The ability of Africa’s rail industry to unlock billions of dollars of investments from private investors and create a more vibrant and competitive industry through increased freight volumes, could lie in adopting a ground-breaking new global treaty that provides a central registry of ownership of railway assets.
A major stumbling block for private investors looking to invest in Africa has always been the need to manage the risks inherent in cross-border operations, where there is limited legal infrastructure, and no common system for tracking assets and identifying railway equipment. Cross-border operations are essential to a thriving African rail industry, but operators need to know their rights are protected.
Unlike the aviation industry there is currently no single global system relating to the ownership and identification of railway equipment. The Luxembourg Protocol to the Cape Town Convention will change that through a worldwide legal framework to recognise and regulate the security interests of lenders, lessors and vendors of mobile railway assets. A central registry, in Luxembourg, will issue unique identification numbers for all rolling stock globally at a negligible cost, ensuring that every creditor and operator can identify and track rolling stock wherever it is.

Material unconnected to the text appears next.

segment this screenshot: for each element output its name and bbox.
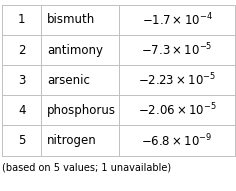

The Swiss based Rail Working Group is already engaged in discussions with African rail operators and African governments with a view to ensuring the Protocol is embraced by every country with rail operations. The ultimate goal is to have the Protocol and the central registry recognised in local legislation.
By recognising the Luxembourg Protocol, African countries with rail operations will provide certainty of ownership for potential investors, thereby reducing both creditor and operator risk – and once risks are lowered, we’ll see a greater pool of capital finance available for investment, which will lower the barriers to entry for smaller operators and ultimately result in a more competitive and dynamic African rail industry.
A study commissioned by the Rail Working Group this year, by economic consultancy Oxera, suggests that implementing the Protocol in South Africa would save the country up to R20bn in microeconomic benefits, including the reduced cost of finance and the knock-on effects of the investment in new rolling stock.
Reducing finance charges for rolling stock ultimately translates into a reduction of freight charges for customers. This means the rail industry can become more competitive. It really is one of those steps that will allow Africa to advance – and there is absolutely no downside to it.